When he sold his house in El Cajon in 1996, he sold off all of the stuff that typically goes into keeping house and raising a family, only keeping his life memories, 200 pounds of photos to be exact, in large boxes in the back of his trailer.
Then a couple years ago he got to thinking the photos were useless in storage boxes, so arming himself with a heavy duty staple gun one night, he started wallpapering the interior of the trailer with photos.
Mookie at his heels, Johnson moves around the trailer pointing out aging black and white photos of the farm back in North Dakota, a faded and curling snapshot of his beloved first dog, a border collie named Shep, and photos of himself serving with the U.S. Army in France in the mid-1950s.

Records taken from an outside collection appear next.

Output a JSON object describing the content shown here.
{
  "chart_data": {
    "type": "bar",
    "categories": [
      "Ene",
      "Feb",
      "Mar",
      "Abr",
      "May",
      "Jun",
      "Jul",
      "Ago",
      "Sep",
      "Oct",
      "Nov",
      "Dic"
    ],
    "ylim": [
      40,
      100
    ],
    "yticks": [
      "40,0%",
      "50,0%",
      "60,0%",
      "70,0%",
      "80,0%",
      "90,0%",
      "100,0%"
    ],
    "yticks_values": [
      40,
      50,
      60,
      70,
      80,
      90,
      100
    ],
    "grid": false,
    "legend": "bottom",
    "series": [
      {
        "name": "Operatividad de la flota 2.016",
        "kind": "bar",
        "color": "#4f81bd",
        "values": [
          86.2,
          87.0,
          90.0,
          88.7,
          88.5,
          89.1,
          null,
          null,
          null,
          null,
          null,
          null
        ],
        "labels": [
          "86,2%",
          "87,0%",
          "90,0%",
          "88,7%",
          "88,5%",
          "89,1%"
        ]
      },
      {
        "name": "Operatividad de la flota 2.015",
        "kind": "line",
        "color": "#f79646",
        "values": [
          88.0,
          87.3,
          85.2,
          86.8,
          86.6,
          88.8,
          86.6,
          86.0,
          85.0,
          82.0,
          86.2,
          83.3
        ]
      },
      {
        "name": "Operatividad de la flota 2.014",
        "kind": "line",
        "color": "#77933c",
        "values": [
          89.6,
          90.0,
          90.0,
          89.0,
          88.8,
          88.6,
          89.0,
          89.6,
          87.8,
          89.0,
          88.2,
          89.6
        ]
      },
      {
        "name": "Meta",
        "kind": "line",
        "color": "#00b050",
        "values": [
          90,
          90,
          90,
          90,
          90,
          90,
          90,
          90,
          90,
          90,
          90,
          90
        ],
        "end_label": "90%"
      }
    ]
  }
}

He points out a photo of a close friend who served in Vietnam and was wounded three times.
"They had him so drugged up with painkillers in the hospital because of those injuries that he realized he had to get clean … so my friend got himself an old Plymouth and drove from here clear down to Mazatlan in Mexico and lived in a hut with a woman for five years. All he did was fish and he said it was paradise."
Johnson admits sheepishly to not being a survivalist to the degree his friend was.
"I kind of like having a good life-support system," he said pointing to his RV. "And I can ring the Schwann's delivery man in Yuma and he brings me food right out to my rig here in the dunes."
His voice softens perceptively as he moves over to a section of photos where a picture of an attractive and easy smiling woman stands out from the rest.
"That's Janice," he says quietly, running a finger gently over her photo.
Stroking Mookie in an absentminded fashion and his voice breaking at times, Johnson described how he and Janice were childhood sweethearts who married in 1959 when he was not quite 20 and she was barely 15.
"She was my soul mate and together we raised four daughters."
Smiling, he related, "Having four girls and a station wagon in which there was total silence for 200 miles when we went on family trips was all because of Janice. I wasn't much of a disciplinarian but Janice sure knew how to deal with things."
Janice died in 1977 of pancreatic cancer.